Opponents, however, said the trade deal was not in favor of South Korea, warning the expected economic boost may not happen. The free trade deal was originally reached in 2007, but Seoul and Washington renegotiated the deal from late 2010 as the U.S. asked for new terms for auto trade.

South Korea's ruling Grand National Party hailed the passage of the trade deal in the U.S., but opposition parties expressed hostility toward the deal, insisting on additional negotiation on the agreement to better protect domestic industries.

MISGUIDED APPROACH

The U.S. opted for a misguided approach to China by trying to impose punitive tariffs on imports from China, which were feared to trigger a trade war between the world's two leading economies and in consequence endanger global economic recovery.

"The currency bill could trigger a trade war between the two countries.
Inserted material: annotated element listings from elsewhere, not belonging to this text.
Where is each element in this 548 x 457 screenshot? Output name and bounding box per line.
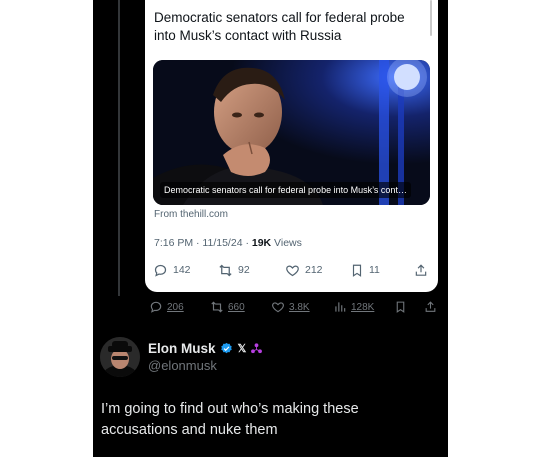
like-count: 212 <box>305 264 323 276</box>
author-line: Elon Musk 𝕏 <box>148 341 263 356</box>
reply-icon <box>150 301 162 313</box>
heart-icon <box>272 302 284 313</box>
reply-count: 142 <box>173 264 191 276</box>
bookmark-button[interactable] <box>394 298 407 316</box>
quoted-post-actions: 142 92 212 11 <box>145 261 438 279</box>
views-count: 19K <box>251 237 272 249</box>
post-text: I’m going to find out who’s making these… <box>101 401 359 438</box>
views-label: Views <box>271 237 302 249</box>
share-icon <box>415 263 427 276</box>
like-button[interactable]: 3.8K <box>271 298 310 316</box>
parent-post-actions: 206 660 3.8K 128K <box>93 298 448 316</box>
repost-button[interactable]: 92 <box>218 261 250 279</box>
heart-icon <box>286 264 299 276</box>
repost-count: 92 <box>238 264 250 276</box>
verified-badge-icon <box>220 342 232 354</box>
share-button[interactable] <box>414 261 428 279</box>
quoted-post-card[interactable]: Democratic senators call for federal pro… <box>145 0 438 292</box>
post-timestamp: 7:16 PM · 11/15/24 · 19K Views <box>154 237 302 249</box>
bookmark-count: 11 <box>369 264 380 276</box>
x-logo-icon: 𝕏 <box>237 343 247 355</box>
views-button[interactable]: 128K <box>333 298 374 316</box>
share-button[interactable] <box>424 298 437 316</box>
avatar[interactable] <box>100 337 140 377</box>
link-domain[interactable]: From thehill.com <box>154 209 228 220</box>
reply-count: 206 <box>167 301 184 313</box>
bookmark-icon <box>352 264 362 277</box>
thread-line <box>118 0 120 296</box>
affiliate-icon <box>251 343 263 354</box>
views-icon <box>335 302 346 312</box>
views-count: 128K <box>351 301 375 313</box>
author-handle[interactable]: @elonmusk <box>148 358 217 373</box>
reply-icon <box>154 264 167 277</box>
quoted-post-text: Democratic senators call for federal pro… <box>154 10 405 43</box>
like-button[interactable]: 212 <box>285 261 323 279</box>
repost-icon <box>219 264 232 276</box>
reply-button[interactable]: 206 <box>149 298 184 316</box>
repost-icon <box>211 301 223 313</box>
bookmark-icon <box>396 301 405 313</box>
bookmark-button[interactable]: 11 <box>350 261 380 279</box>
timestamp-text: 7:16 PM · 11/15/24 · <box>154 237 252 249</box>
link-preview-caption: Democratic senators call for federal pro… <box>160 182 411 198</box>
repost-count: 660 <box>228 301 245 313</box>
author-name[interactable]: Elon Musk <box>148 341 216 356</box>
like-count: 3.8K <box>289 301 310 313</box>
share-icon <box>425 301 436 312</box>
phone-screen: Democratic senators call for federal pro… <box>93 0 448 457</box>
link-preview-card[interactable]: Democratic senators call for federal pro… <box>153 60 430 205</box>
scrollbar[interactable] <box>430 0 432 36</box>
reply-button[interactable]: 142 <box>153 261 191 279</box>
repost-button[interactable]: 660 <box>210 298 245 316</box>
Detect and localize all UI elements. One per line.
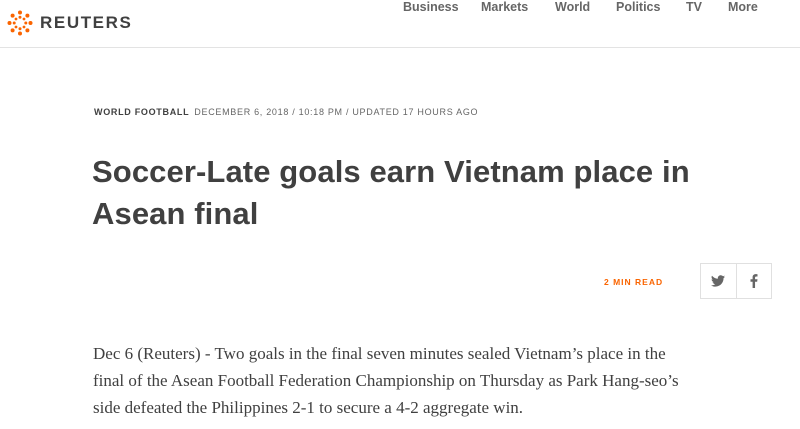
- nav-markets[interactable]: Markets: [481, 0, 528, 14]
- reuters-logo-icon: [7, 10, 33, 36]
- twitter-icon: [711, 275, 726, 287]
- body-line-3: side defeated the Philippines 2-1 to sec…: [93, 398, 524, 417]
- read-time: 2 MIN READ: [604, 277, 664, 287]
- article-meta: WORLD FOOTBALL DECEMBER 6, 2018 / 10:18 P…: [94, 107, 478, 117]
- twitter-share-button[interactable]: [701, 264, 736, 298]
- nav-tv[interactable]: TV: [686, 0, 702, 14]
- facebook-share-button[interactable]: [735, 264, 771, 298]
- nav-business[interactable]: Business: [403, 0, 459, 14]
- reuters-logo[interactable]: REUTERS: [7, 10, 132, 36]
- body-line-2: final of the Asean Football Federation C…: [93, 371, 679, 390]
- nav-politics[interactable]: Politics: [616, 0, 660, 14]
- article-title-line2: Asean final: [92, 196, 259, 231]
- share-buttons: [700, 263, 772, 299]
- article-title: Soccer-Late goals earn Vietnam place in …: [92, 151, 752, 235]
- nav-more[interactable]: More: [728, 0, 758, 14]
- body-line-1: Dec 6 (Reuters) - Two goals in the final…: [93, 344, 666, 363]
- facebook-icon: [750, 274, 758, 288]
- logo-text: REUTERS: [40, 13, 133, 32]
- site-header: REUTERS Business Markets World Politics …: [0, 0, 800, 48]
- article-date: DECEMBER 6, 2018 / 10:18 PM / UPDATED 17…: [194, 107, 479, 117]
- nav-world[interactable]: World: [555, 0, 590, 14]
- article-title-line1: Soccer-Late goals earn Vietnam place in: [92, 154, 690, 189]
- section-link[interactable]: WORLD FOOTBALL: [94, 107, 189, 117]
- article-body: Dec 6 (Reuters) - Two goals in the final…: [93, 340, 773, 421]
The U.S. protectionism and the trade friction between the two nations may lower the global economic growth rate," Daniel Yoo, a strategist at Woori Investment & Securities in Beijing, said by phone.

Statistics showed that the Chinese Renminbi, or yuan, has appreciated more than 30 percent against the U.S. dollar since 2005 when a dollar peg was scrapped. Over the same period, the U.S. jobless rate has risen from 7 percent to 9 percent, while more than 6 million Americans lost jobs, indicating that the yuan's value has little to do with the U.S. unemployment.
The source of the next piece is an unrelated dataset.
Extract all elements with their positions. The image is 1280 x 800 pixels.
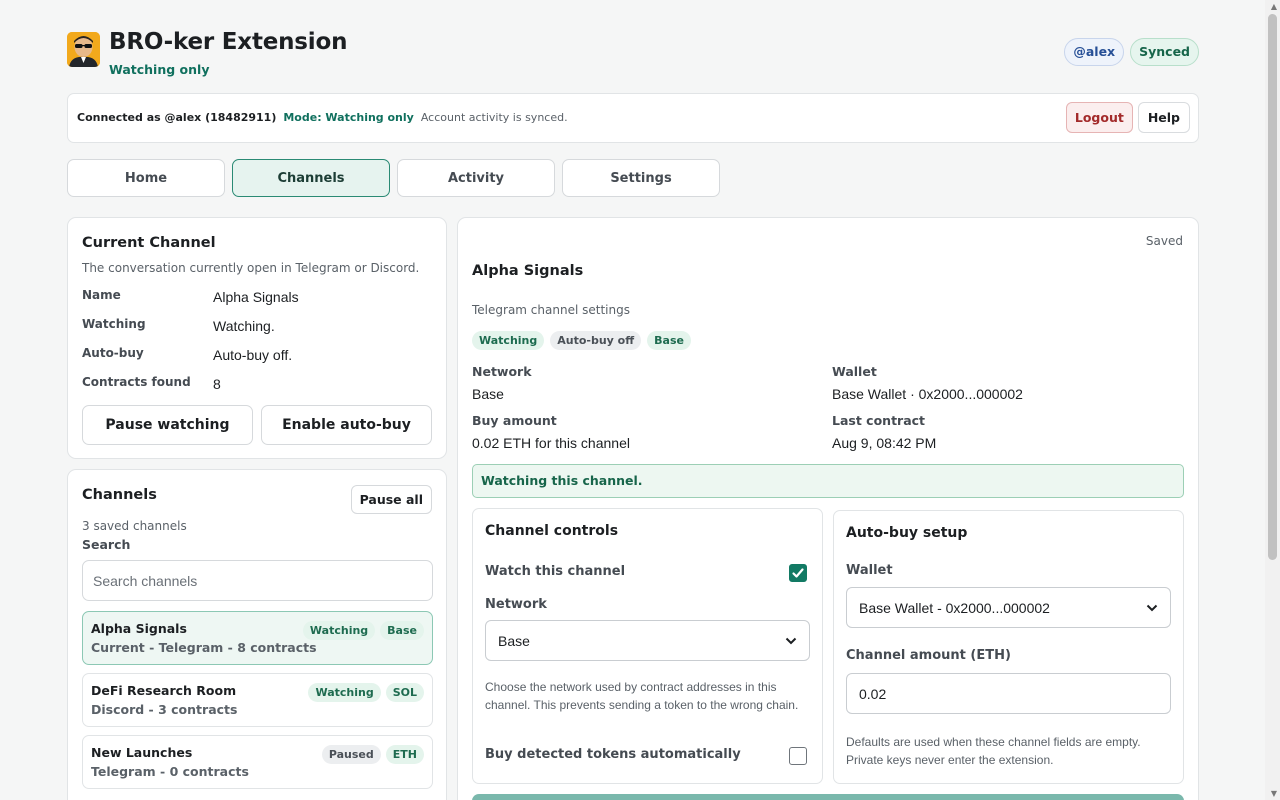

The People's Bank of China (PBOC) said in a statement that China would continue its reform of the exchange rate formation mechanism and increase the flexibility of the yuan exchange rate. "The PBOC will sustain its yuan appreciation trend down the road even though the appreciating pace may not meet the the U.S. expectation," said Yoo.

The controversial currency bill was regarded as largely political as the U.S. intended to divert voters' anger over high unemployment toward external factors such as trade imbalance with China from internal factors, including failure of economic policies, ahead of the presidential election in late 2012.

For the Capital Hill, the currency bill reflected division between the Democratic-led Senate and the Republican-controlled House. House Speaker John Boehner said on Wednesday that the currency bill would lead to unintended consequences, warning the bill posed a "very severe risk" of a trade war.